What Is Liquidity in an Insurance Policy?

What happens when you have an emergency? Do you have a source of cash you can tap into to help you navigate through the hard times? Or will you be left stranded and have to incur more debts to deal with your problems?

Even though life is unpredictable, one in every four​ Americans doesn’t have an emergency fund of any sort. In addition, ​51 percent​ of Americans cannot cover more than three months’ worth of expenses should the unexpected happen.

And yet, 52 percent​ of Americans in the country have some kind of life insurance, and 92 percent ​of them have a health insurance plan. Clearly, if so many people have various types of life and health insurance, the issue boils down to liquidity.

Read More​: Concept of Insurance

What Is Liquidity?

Liquidity refers to how easy or difficult it will be for you to sell an asset you own for cash should the need arise. And you should be able to convert it into cash without significantly impacting its price.

Sometimes, people are asset rich, but cash poor because the things or investments they own have low liquidity. On the other hand, if you can quickly convert your assets into cash, it means those investments are highly liquid.

Liquidity in Life Insurance

Liquidity in life insurance refers to how easy it will be to obtain cash from your life insurance. You can take advantage of liquidity in life insurance policies in several ways.

1. Withdraw Cash Value

Typically, life insurance products that possess a cash value component, such as whole or universal life insurance, are more liquid. That is because you can simply withdraw from it to get a better cash flow. Your basis will determine how much money you can withdraw tax-free. Should you choose to also withdraw your insurance policy earnings, be prepared to pay taxes on that portion.

2. Use Dividends

Permanent life insurance policies, such as whole life insurance, tend to pay dividends regularly. But the amounts may depend on the performance of the investment. So if you have been reinvesting the dividends, you can choose to save them instead to improve your cash flow.

3. Surrender the Policy

Also, consider surrendering the policy in exchange for money. You can get the full cash value after deducting the surrender charge.

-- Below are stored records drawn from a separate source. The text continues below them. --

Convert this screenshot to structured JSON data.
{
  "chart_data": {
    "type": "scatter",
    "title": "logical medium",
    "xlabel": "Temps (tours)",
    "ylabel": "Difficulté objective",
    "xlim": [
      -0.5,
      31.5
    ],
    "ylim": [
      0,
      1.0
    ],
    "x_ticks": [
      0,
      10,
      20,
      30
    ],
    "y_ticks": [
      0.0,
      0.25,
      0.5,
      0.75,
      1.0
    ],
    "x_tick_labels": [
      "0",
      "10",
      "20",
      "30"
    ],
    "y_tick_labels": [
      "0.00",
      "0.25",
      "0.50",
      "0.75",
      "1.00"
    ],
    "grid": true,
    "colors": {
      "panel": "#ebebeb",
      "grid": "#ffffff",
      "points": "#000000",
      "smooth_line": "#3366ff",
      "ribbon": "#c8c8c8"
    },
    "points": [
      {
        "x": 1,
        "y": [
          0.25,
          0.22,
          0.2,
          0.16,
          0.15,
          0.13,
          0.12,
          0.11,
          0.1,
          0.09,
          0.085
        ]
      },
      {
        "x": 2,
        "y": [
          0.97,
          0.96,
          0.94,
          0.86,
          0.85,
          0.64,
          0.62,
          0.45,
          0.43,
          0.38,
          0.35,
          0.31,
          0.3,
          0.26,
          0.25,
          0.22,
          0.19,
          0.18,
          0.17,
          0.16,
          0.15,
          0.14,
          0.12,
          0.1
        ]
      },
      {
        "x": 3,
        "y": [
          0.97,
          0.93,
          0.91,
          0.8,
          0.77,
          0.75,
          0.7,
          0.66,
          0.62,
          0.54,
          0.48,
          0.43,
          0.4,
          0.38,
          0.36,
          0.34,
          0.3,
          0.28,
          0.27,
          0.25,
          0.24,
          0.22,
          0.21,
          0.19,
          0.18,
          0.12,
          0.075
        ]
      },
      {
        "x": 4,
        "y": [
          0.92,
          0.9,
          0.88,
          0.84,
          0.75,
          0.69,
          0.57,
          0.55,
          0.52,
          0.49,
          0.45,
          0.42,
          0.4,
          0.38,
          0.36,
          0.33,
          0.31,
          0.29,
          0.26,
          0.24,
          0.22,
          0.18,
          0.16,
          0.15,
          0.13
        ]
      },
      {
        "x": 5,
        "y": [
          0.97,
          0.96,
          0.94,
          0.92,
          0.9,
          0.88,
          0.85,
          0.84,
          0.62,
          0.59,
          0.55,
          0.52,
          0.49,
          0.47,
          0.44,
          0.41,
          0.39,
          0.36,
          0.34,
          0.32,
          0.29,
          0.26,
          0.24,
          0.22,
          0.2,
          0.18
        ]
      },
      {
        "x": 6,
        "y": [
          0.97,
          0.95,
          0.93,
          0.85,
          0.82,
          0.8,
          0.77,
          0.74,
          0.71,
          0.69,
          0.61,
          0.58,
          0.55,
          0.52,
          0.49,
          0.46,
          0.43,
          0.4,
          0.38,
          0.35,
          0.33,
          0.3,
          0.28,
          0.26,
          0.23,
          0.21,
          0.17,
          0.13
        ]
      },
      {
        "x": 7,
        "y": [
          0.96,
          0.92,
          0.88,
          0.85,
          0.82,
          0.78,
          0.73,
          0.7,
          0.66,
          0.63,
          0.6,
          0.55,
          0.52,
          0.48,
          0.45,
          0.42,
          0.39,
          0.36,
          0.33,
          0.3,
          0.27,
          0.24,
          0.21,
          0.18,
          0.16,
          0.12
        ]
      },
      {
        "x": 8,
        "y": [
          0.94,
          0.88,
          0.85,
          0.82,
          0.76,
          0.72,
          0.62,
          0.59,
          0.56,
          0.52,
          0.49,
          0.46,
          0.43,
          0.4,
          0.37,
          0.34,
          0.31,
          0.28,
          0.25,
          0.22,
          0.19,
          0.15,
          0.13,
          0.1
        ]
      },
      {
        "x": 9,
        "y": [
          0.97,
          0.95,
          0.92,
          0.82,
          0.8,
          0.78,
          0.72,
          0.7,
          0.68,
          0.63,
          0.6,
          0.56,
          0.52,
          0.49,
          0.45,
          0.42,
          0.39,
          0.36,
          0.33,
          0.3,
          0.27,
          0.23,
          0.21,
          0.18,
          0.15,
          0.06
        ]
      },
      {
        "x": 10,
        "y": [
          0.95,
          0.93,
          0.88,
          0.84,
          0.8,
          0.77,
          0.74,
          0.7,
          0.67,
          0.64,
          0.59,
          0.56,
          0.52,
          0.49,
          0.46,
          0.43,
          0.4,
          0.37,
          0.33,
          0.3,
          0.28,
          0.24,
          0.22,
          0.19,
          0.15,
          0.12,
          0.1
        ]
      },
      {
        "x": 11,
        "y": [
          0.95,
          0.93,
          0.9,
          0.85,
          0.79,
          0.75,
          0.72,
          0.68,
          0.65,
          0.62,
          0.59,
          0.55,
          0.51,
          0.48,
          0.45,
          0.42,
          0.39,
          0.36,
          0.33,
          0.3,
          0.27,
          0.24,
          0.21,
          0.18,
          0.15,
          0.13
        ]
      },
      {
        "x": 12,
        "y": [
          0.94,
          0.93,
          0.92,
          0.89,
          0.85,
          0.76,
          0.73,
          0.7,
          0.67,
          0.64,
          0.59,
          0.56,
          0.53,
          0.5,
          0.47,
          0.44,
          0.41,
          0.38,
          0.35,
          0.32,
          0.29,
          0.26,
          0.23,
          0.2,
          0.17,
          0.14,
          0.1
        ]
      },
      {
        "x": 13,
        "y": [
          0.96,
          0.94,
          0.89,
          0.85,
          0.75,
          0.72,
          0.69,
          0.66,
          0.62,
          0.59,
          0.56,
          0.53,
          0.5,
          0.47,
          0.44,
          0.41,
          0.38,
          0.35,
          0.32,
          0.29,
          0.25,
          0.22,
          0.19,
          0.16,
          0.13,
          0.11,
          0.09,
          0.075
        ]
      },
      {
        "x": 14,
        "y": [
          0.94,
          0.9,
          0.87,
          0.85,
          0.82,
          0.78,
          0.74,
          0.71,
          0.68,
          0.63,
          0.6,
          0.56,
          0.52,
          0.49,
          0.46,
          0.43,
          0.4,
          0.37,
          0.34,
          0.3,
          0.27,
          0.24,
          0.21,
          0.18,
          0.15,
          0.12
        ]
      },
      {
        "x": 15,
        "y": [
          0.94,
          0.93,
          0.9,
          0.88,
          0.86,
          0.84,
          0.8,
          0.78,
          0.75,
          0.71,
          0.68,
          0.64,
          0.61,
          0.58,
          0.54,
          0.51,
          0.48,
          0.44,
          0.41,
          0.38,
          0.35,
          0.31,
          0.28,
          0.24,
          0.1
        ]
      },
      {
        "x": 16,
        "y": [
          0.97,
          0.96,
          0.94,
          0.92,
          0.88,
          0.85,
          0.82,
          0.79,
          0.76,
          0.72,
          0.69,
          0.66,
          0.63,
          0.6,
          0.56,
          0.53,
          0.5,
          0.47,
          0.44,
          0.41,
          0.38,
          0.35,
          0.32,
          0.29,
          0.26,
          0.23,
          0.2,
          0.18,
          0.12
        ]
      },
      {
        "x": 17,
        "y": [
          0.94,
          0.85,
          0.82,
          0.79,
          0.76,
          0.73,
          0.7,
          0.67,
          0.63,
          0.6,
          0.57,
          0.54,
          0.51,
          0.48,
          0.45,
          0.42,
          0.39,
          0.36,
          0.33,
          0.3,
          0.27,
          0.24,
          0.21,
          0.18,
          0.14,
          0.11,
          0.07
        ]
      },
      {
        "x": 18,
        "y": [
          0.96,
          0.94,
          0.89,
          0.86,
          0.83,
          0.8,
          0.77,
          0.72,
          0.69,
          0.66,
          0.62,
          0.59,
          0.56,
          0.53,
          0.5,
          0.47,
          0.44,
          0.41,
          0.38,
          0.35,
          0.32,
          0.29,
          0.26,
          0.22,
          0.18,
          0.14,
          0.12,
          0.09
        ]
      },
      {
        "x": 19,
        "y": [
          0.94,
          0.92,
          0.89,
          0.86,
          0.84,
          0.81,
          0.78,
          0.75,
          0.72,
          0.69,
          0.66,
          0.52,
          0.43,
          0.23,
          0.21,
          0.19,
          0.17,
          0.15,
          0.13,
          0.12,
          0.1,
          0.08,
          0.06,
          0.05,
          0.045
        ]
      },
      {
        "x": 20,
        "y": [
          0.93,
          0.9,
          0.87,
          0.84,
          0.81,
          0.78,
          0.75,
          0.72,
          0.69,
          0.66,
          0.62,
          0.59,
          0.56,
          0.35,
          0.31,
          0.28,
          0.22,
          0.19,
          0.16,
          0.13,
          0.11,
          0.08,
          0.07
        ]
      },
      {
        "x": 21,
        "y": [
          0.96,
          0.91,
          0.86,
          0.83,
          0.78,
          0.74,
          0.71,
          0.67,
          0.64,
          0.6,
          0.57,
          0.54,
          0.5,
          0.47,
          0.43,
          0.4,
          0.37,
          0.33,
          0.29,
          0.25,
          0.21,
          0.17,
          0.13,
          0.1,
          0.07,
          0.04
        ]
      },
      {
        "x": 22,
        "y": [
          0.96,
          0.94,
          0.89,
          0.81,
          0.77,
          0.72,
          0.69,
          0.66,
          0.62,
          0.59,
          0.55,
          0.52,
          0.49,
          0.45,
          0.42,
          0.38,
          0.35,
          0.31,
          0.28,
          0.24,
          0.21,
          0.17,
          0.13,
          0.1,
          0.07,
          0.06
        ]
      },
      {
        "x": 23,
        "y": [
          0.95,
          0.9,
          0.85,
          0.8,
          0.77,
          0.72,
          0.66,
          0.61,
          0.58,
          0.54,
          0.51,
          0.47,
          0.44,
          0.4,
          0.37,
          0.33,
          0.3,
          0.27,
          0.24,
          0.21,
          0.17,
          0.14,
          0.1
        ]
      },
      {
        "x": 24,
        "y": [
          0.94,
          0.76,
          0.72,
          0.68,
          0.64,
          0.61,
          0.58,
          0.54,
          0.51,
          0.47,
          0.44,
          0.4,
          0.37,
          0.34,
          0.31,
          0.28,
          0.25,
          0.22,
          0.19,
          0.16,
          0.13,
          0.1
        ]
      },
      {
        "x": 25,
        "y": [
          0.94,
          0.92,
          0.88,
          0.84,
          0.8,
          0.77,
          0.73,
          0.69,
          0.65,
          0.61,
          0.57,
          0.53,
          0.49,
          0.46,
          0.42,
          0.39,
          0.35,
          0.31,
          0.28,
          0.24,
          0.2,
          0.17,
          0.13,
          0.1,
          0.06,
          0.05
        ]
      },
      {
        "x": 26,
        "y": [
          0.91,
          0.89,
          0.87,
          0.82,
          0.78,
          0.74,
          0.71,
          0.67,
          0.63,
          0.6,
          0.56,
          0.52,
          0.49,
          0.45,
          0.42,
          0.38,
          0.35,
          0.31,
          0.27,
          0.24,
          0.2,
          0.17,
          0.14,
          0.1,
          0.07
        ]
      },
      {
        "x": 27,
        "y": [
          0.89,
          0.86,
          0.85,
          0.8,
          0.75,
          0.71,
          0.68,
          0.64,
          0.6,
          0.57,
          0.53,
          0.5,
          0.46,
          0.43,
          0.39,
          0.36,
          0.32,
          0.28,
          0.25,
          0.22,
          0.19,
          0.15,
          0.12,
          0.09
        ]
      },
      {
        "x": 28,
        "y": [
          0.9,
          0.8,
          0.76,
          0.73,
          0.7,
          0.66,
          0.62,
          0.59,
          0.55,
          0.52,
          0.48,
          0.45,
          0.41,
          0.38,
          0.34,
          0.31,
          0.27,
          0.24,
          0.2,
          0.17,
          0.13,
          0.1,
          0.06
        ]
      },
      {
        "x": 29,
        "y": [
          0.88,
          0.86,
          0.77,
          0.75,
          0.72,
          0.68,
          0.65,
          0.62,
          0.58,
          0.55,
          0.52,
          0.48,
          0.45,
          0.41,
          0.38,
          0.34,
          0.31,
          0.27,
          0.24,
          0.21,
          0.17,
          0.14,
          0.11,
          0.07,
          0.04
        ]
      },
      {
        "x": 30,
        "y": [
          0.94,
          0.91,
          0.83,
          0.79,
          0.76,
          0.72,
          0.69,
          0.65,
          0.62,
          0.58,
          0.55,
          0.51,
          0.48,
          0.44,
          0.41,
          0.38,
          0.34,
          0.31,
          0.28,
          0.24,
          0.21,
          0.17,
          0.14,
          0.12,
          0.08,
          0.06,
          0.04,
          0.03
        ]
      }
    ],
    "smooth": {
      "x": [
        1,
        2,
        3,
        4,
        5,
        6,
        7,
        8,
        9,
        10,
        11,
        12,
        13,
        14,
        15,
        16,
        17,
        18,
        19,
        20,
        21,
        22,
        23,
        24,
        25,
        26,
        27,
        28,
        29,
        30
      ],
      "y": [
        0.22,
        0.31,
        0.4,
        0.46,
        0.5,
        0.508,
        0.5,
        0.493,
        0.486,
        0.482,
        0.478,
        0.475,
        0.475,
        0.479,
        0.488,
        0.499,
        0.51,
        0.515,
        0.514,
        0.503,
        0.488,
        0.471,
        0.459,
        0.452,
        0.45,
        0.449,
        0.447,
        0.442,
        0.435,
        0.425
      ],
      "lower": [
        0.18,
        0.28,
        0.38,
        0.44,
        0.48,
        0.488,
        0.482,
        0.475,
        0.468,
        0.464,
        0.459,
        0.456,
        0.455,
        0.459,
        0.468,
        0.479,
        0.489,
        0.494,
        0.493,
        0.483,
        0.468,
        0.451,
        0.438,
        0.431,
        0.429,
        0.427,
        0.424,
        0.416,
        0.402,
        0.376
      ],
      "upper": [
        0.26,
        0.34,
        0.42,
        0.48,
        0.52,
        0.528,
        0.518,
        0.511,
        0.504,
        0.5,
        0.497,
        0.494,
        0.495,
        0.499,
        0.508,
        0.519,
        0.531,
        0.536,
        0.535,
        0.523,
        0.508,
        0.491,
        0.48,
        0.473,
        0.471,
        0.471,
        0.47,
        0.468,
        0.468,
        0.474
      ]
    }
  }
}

Unfortunately, this option will prevent your beneficiaries from enjoying the death benefits. And if the amount you have invested is not big enough, you may not have any cash value available after the surrender charges are paid. So, use this option if others are unavailable.

4. Sell Policy for Cash

Another option is to sell your policy for cash. The process is known as a life settlement and involves a third party, who will buy your policy by paying a lump sum amount that is higher than the cash value but lower than the death benefit. That person will continue paying the policy premiums and ends up collecting the death benefit in your place.

5. Borrow Against Your Policy

It is also worth noting that many kinds of life insurance enable you to build equity. So, when a financial emergency arises, you can tap into that equity and get cash instead. You could do so by using your equity as collateral when you borrow money up to the surrender value.

There is no point in having insurance and yet you cannot deal with financial emergencies. Therefore, ensure you include the option to convert some or all of your policy into cash when investing in insurance, especially life insurance. That way, you are not only covered against the insured events, but can also get cash for emergencies when you need it.